Erzbistum Köln – 33 Dienstjahre – Anerkennung und Dank

29. Oktober 2020 (pek201029-sam)

Köln. Der langjährige Pressesprecher von Erzbischof Rainer Maria Kardinal Woelki und des Erzbistums Köln, Christoph Heckeley, legt zum 31. Oktober sein Amt nieder. Der 63-Jährige geht nach rund 33 Jahren im Dienst des Erzbistums Köln in den Ruhestand.

„Christoph Heckeley war über all die Jahre in gewisser Weise die ‚Visitenkarte‘ unseres Bistums. Egal welches Thema in der Öffentlichkeit besprochen, diskutiert und debattiert wurde – er war stets mit seiner Kompetenz, Loyalität und Souveränität vor der Kamera zu sehen, an den Radiogeräten zu hören oder seine Handschrift war mit sachlicher Klarheit in den Pressemeldungen sowie in den Online-Medien zu erkennen“, würdigt Generalvikar Dr.
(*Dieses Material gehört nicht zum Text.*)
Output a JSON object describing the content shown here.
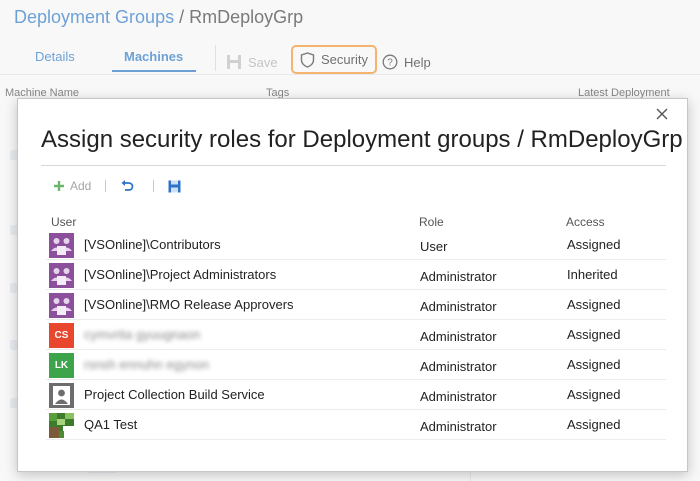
{
  "header": {
    "breadcrumb_root": "Deployment Groups",
    "breadcrumb_sep": "/",
    "breadcrumb_current": "RmDeployGrp"
  },
  "tabs": [
    {
      "label": "Details"
    },
    {
      "label": "Machines"
    }
  ],
  "toolbar": {
    "save_label": "Save",
    "security_label": "Security",
    "help_label": "Help"
  },
  "background_columns": {
    "machine_name": "Machine Name",
    "tags": "Tags",
    "latest_deployment": "Latest Deployment"
  },
  "dialog": {
    "title": "Assign security roles for Deployment groups / RmDeployGrp",
    "add_label": "Add",
    "columns": {
      "user": "User",
      "role": "Role",
      "access": "Access"
    },
    "rows": [
      {
        "name": "[VSOnline]\\Contributors",
        "role": "User",
        "access": "Assigned",
        "avatar": "group",
        "initials": ""
      },
      {
        "name": "[VSOnline]\\Project Administrators",
        "role": "Administrator",
        "access": "Inherited",
        "avatar": "group",
        "initials": ""
      },
      {
        "name": "[VSOnline]\\RMO Release Approvers",
        "role": "Administrator",
        "access": "Assigned",
        "avatar": "group",
        "initials": ""
      },
      {
        "name": "cymvrita gyuugnaon",
        "role": "Administrator",
        "access": "Assigned",
        "avatar": "initials",
        "initials": "CS",
        "color": "#e8472e"
      },
      {
        "name": "rsnsh ennuhn egynon",
        "role": "Administrator",
        "access": "Assigned",
        "avatar": "initials",
        "initials": "LK",
        "color": "#3ea44b"
      },
      {
        "name": "Project Collection Build Service",
        "role": "Administrator",
        "access": "Assigned",
        "avatar": "service",
        "initials": ""
      },
      {
        "name": "QA1 Test",
        "role": "Administrator",
        "access": "Assigned",
        "avatar": "pixel",
        "initials": ""
      }
    ]
  },
  "colors": {
    "link": "#1f6fc1",
    "security_highlight": "#f08a24",
    "group_avatar": "#8b4f9c"
  }
}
Markus Hofmann die Arbeit des langjährigen Mitarbeiters.

Heckeley – 1957 geboren, verheiratet und Vater zweier erwachsener Töchter – studierte Katholische Theologie und Sozialwissenschaften sowie Erziehungswissenschaften in Trier, Münster und Bochum. 1983 schloss er sein Studium als Diplom-Theologe ab und war anschließend in der Jugend- und Erwachsenenbildung tätig. 1985/1986 absolvierte er ein journalistisch-praktisches Jahr beim Westdeutschen Rundfunk (WDR) in der Redaktion Religion und Kirche (Hörfunk) und durchlief eine journalistische Ausbildung beim Institut zur Förderung publizistischen Nachwuchses (ifp).

1987 begann seine berufliche Laufbahn im Erzbistum Köln als Pressereferent des damaligen Presseamtes. Ab 2010 war er Pressesprecher des Erzbistums Köln – damals noch unter der Leitung von Erzbischof Joachim Kardinal Meisner – sowie Leiter der Stabsstelle Presse und Öffentlichkeit. Seit 2016 war er Leiter der Abteilung Information und Öffentlichkeit in der Hauptabteilung Medien und Kommunikation. Von 2018 bis 2019 leitete er die Hauptabteilung kommissarisch, bis er vom heutigen Kommunikationsdirektor, Dr. Markus Günther, in diesem Amt abgelöst und dessen Stellvertreter wurde. „Der Name Heckeley ist weit über die Bistumsgrenzen hinaus zum Markennamen in der kirchlichen Kommunikation geworden, weil er es vorbildlich verstanden hat, loyal zur Kirche zu sein und doch zugleich den legitimen Informationsinteressen einer kritischen Öffentlichkeit gerecht zu werden“, so Günther. 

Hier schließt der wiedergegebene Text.